Les écarts de niveaux de vie entre pays développés

Au cours de la 1ère moitié du 19ème siècle, la domination britannique est patente. A son apogée, vers 1850-1860, la Grande-Bretagne qui ne pèse que 2,4 % de la population mondiale représente près d’un quart de la production manufacturière dans le monde. A la fin de ce siècle, la forte croissance du produit par habitant de l’Allemagne et surtout des Etats-Unis modifie la donne. Lorsque la 1ère guerre mondiale éclate, la production industrielle – mais non la production par habitant – de l’Allemagne dépasse celle du Royaume-Uni. La production des Etats-Unis surpasse dès les années 1860 celle de la Grande Bretagne ; de même pour la production par habitant vers le milieu des années 1870. Du dernier tiers du 19ème siècle à la fin de la guerre 1939-45, l’écart de niveau de vie entre l’Europe et les Etats-Unis va s’accroître considérablement. En 1950, le PNB/hab des Etats-Unis est plus de 2,6 fois supérieur à la moyenne des pays d’Europe occidentale.

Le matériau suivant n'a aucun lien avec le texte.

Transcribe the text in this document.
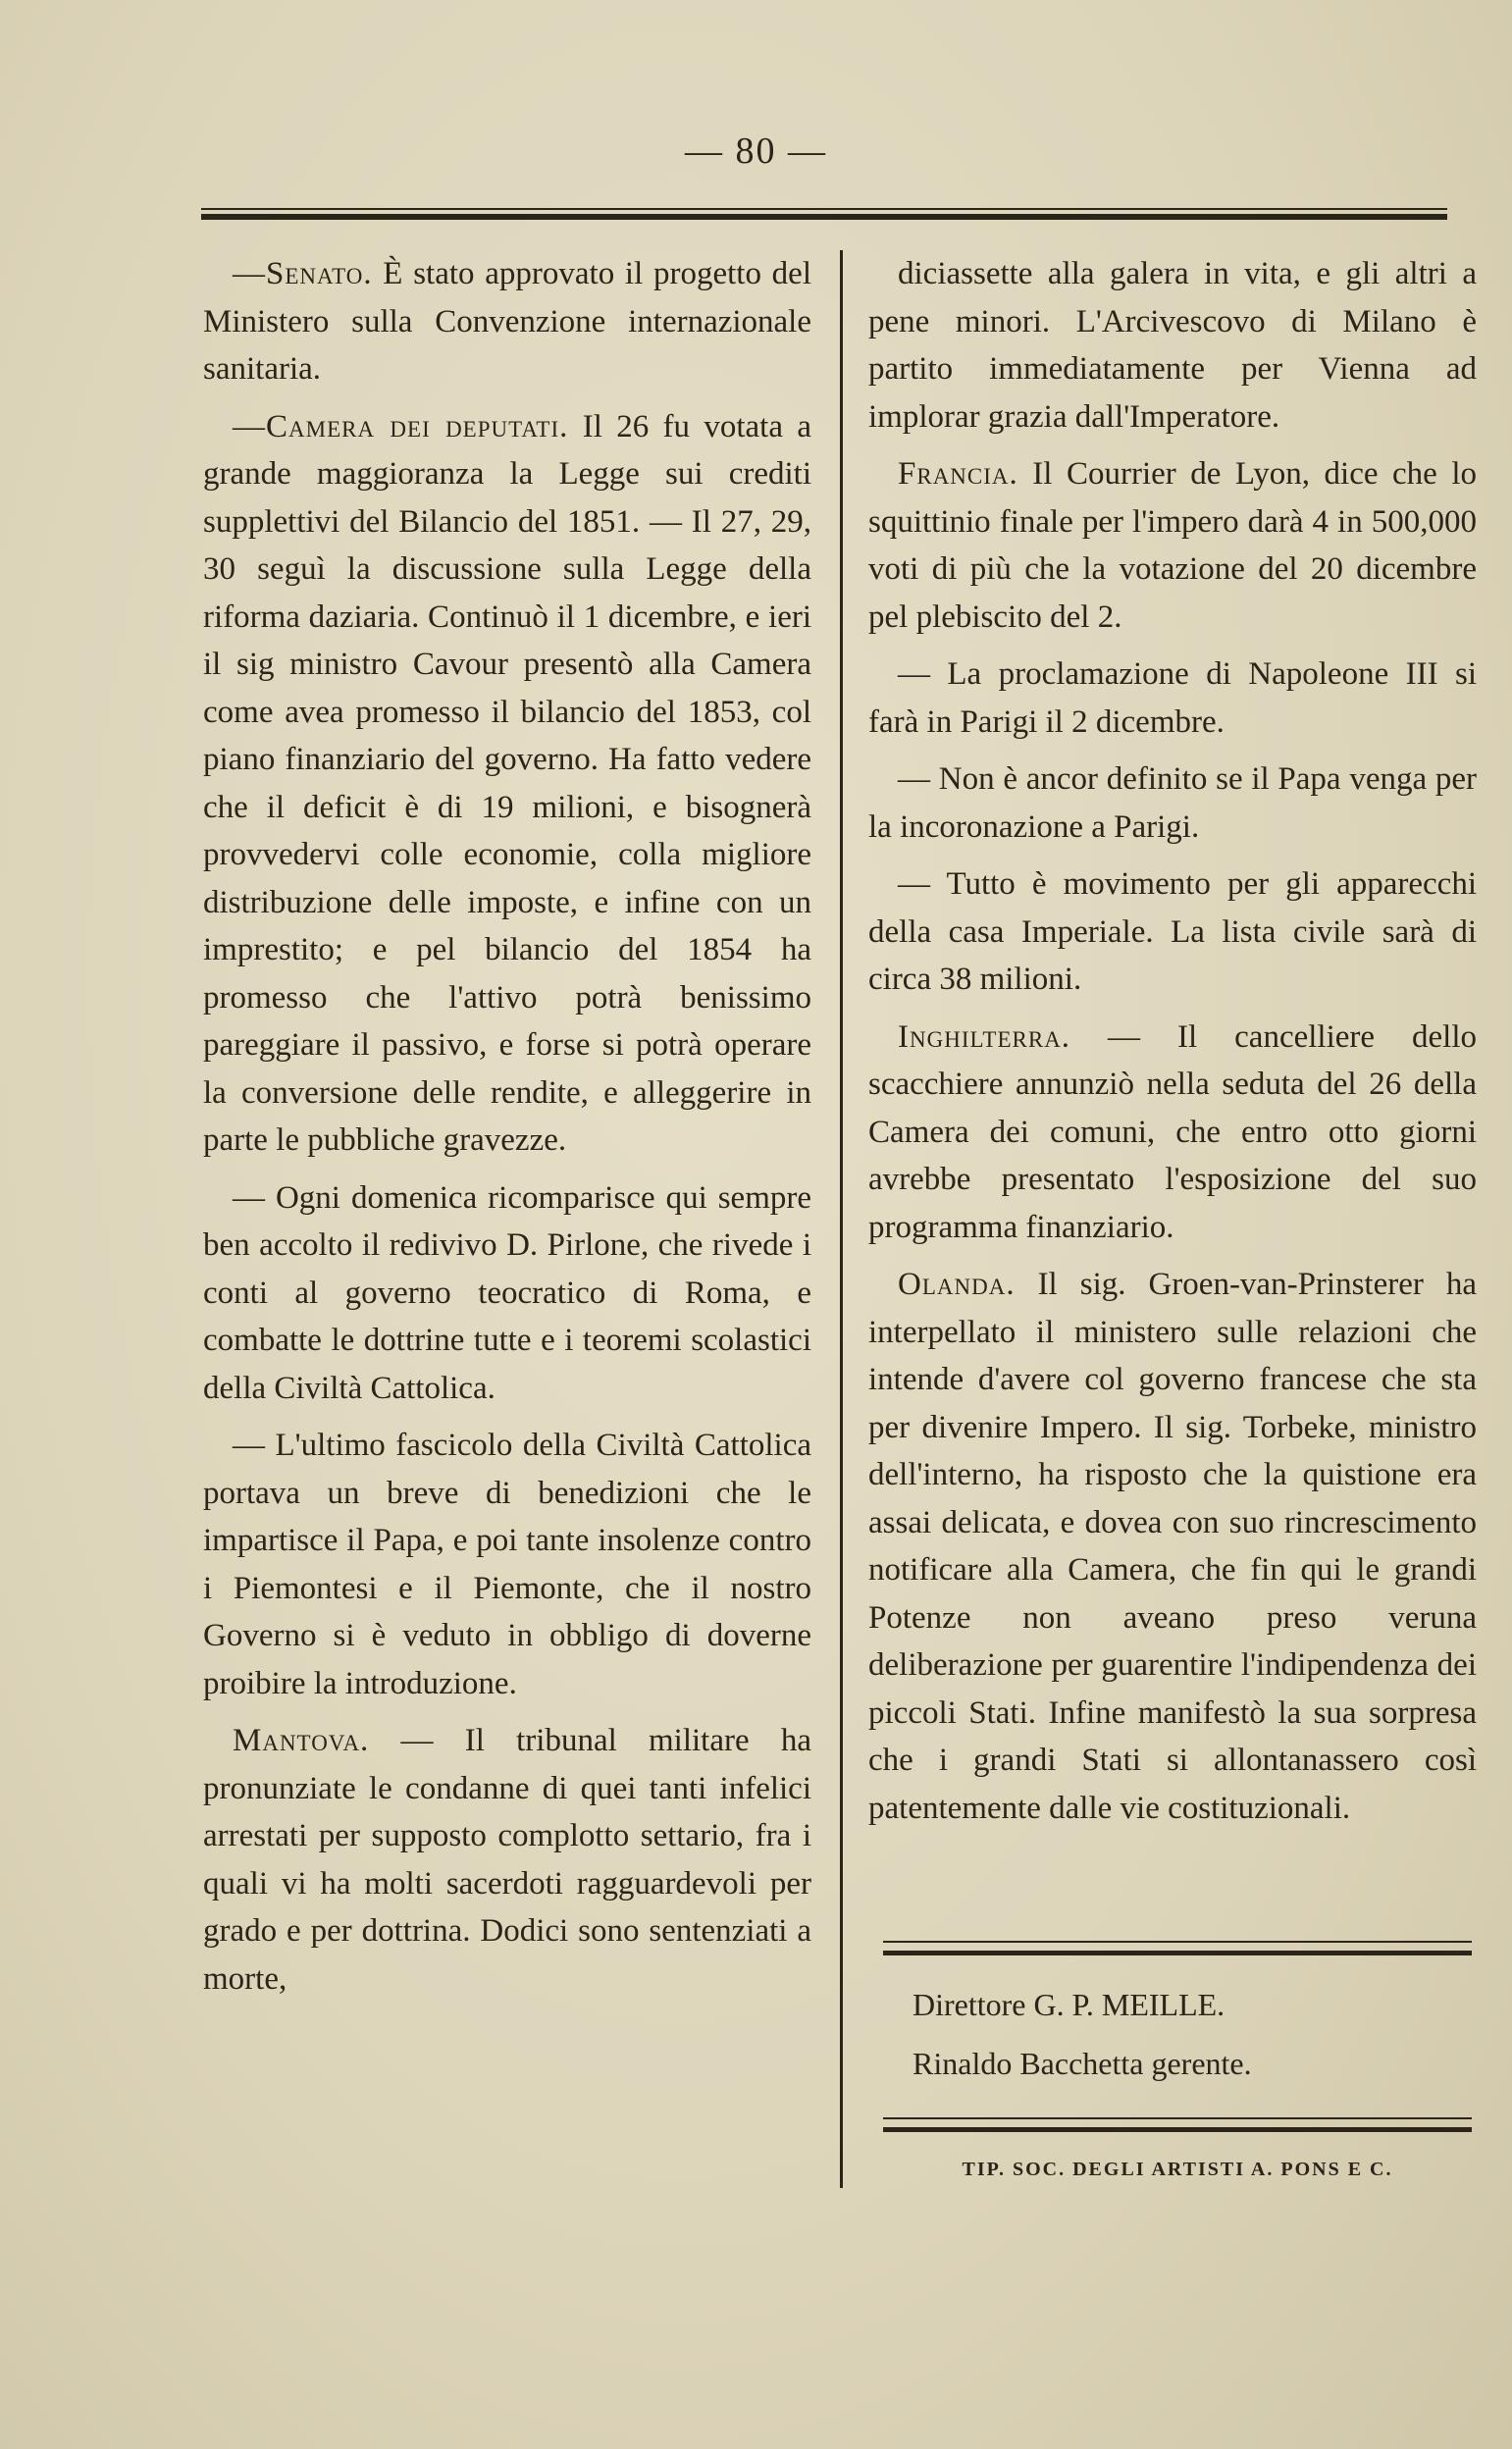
— 80 —

—Senato. È stato approvato il progetto del Ministero sulla Convenzione internazionale sanitaria.

—Camera dei deputati. Il 26 fu votata a grande maggioranza la Legge sui crediti supplettivi del Bilancio del 1851. — Il 27, 29, 30 seguì la discussione sulla Legge della riforma daziaria. Continuò il 1 dicembre, e ieri il sig ministro Cavour presentò alla Camera come avea promesso il bilancio del 1853, col piano finanziario del governo. Ha fatto vedere che il deficit è di 19 milioni, e bisognerà provvedervi colle economie, colla migliore distribuzione delle imposte, e infine con un imprestito; e pel bilancio del 1854 ha promesso che l'attivo potrà benissimo pareggiare il passivo, e forse si potrà operare la conversione delle rendite, e alleggerire in parte le pubbliche gravezze.

— Ogni domenica ricomparisce qui sempre ben accolto il redivivo D. Pirlone, che rivede i conti al governo teocratico di Roma, e combatte le dottrine tutte e i teoremi scolastici della Civiltà Cattolica.

— L'ultimo fascicolo della Civiltà Cattolica portava un breve di benedizioni che le impartisce il Papa, e poi tante insolenze contro i Piemontesi e il Piemonte, che il nostro Governo si è veduto in obbligo di doverne proibire la introduzione.

Mantova. — Il tribunal militare ha pronunziate le condanne di quei tanti infelici arrestati per supposto complotto settario, fra i quali vi ha molti sacerdoti ragguardevoli per grado e per dottrina. Dodici sono sentenziati a morte,

diciassette alla galera in vita, e gli altri a pene minori. L'Arcivescovo di Milano è partito immediatamente per Vienna ad implorar grazia dall'Imperatore.

Francia. Il Courrier de Lyon, dice che lo squittinio finale per l'impero darà 4 in 500,000 voti di più che la votazione del 20 dicembre pel plebiscito del 2.

— La proclamazione di Napoleone III si farà in Parigi il 2 dicembre.

— Non è ancor definito se il Papa venga per la incoronazione a Parigi.

— Tutto è movimento per gli apparecchi della casa Imperiale. La lista civile sarà di circa 38 milioni.

Inghilterra. — Il cancelliere dello scacchiere annunziò nella seduta del 26 della Camera dei comuni, che entro otto giorni avrebbe presentato l'esposizione del suo programma finanziario.

Olanda. Il sig. Groen-van-Prinsterer ha interpellato il ministero sulle relazioni che intende d'avere col governo francese che sta per divenire Impero. Il sig. Torbeke, ministro dell'interno, ha risposto che la quistione era assai delicata, e dovea con suo rincrescimento notificare alla Camera, che fin qui le grandi Potenze non aveano preso veruna deliberazione per guarentire l'indipendenza dei piccoli Stati. Infine manifestò la sua sorpresa che i grandi Stati si allontanassero così patentemente dalle vie costituzionali.

Direttore G. P. MEILLE.
Rinaldo Bacchetta gerente.
TIP. SOC. DEGLI ARTISTI A. PONS E C.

Entre 1950 et 1970, le rattrapage va s’opérer au galop: la croissance du PIB/hab en Europe occidentale continentale est plus forte qu’aux Etats-Unis avec une croissance supérieure à 4 % (un peu plus faible au Royaume-Uni). Au début des années 1990, le revenu par habitant des européens de l’ouest et des japonais n’est plus, en moyenne, que de 40% inférieur à celui des américains. Ce processus de convergence des niveaux de vie concerne aussi les pays ouest-européens entre eux et, depuis quinze ans, ce phénomène englobe les pays d’Europe centrale, notamment ceux qui ont intégré l’UE. Depuis le milieu des années 1990, la croissance aux Etats-Unis est de nouveau plus élevée en moyenne qu’en Europe de l’ouest. Aussi en 2013, le PIB/hab à parité pouvoir d’achat (PPA) des Etats-Unis est-il, selon la Banque Mondiale, de 51 451 $, quand il n’est « que » de 41 045 $ (20% de moins) en Allemagne et d’environ 36 000 $ (30% de moins) en moyenne dans la zone euro, soit le niveau de la France, du Royaume-Uni et du Japon.

Une divergence croissante des niveaux de vie dans le monde jusque dans les années 1990

Avec l’augmentation rapide de la productivité dans les pays avancés pendant près de deux siècles, l’écart entre ces régions et le reste du monde ne va cesser de croître. L’Europe et le continent américain (principalement l’Amérique du Nord) concentrent 70 à 80 % de la production mondiale de 1900 à 1980 alors qu’ils ne pèsent que 20 à 30 % de la population mondiale. La production par habitant y est donc 2 à 3 fois plus élevée que la moyenne mondiale. En 1900, le PNB/hab des pays industrialisés est 3 fois supérieur à celui des PED et l’écart continue de s’amplifier. En 1990, le rapport est de 8, il est de 5 avec l’Amérique Latine, de 6,5 avec la Chine et de 15 avec l’Afrique.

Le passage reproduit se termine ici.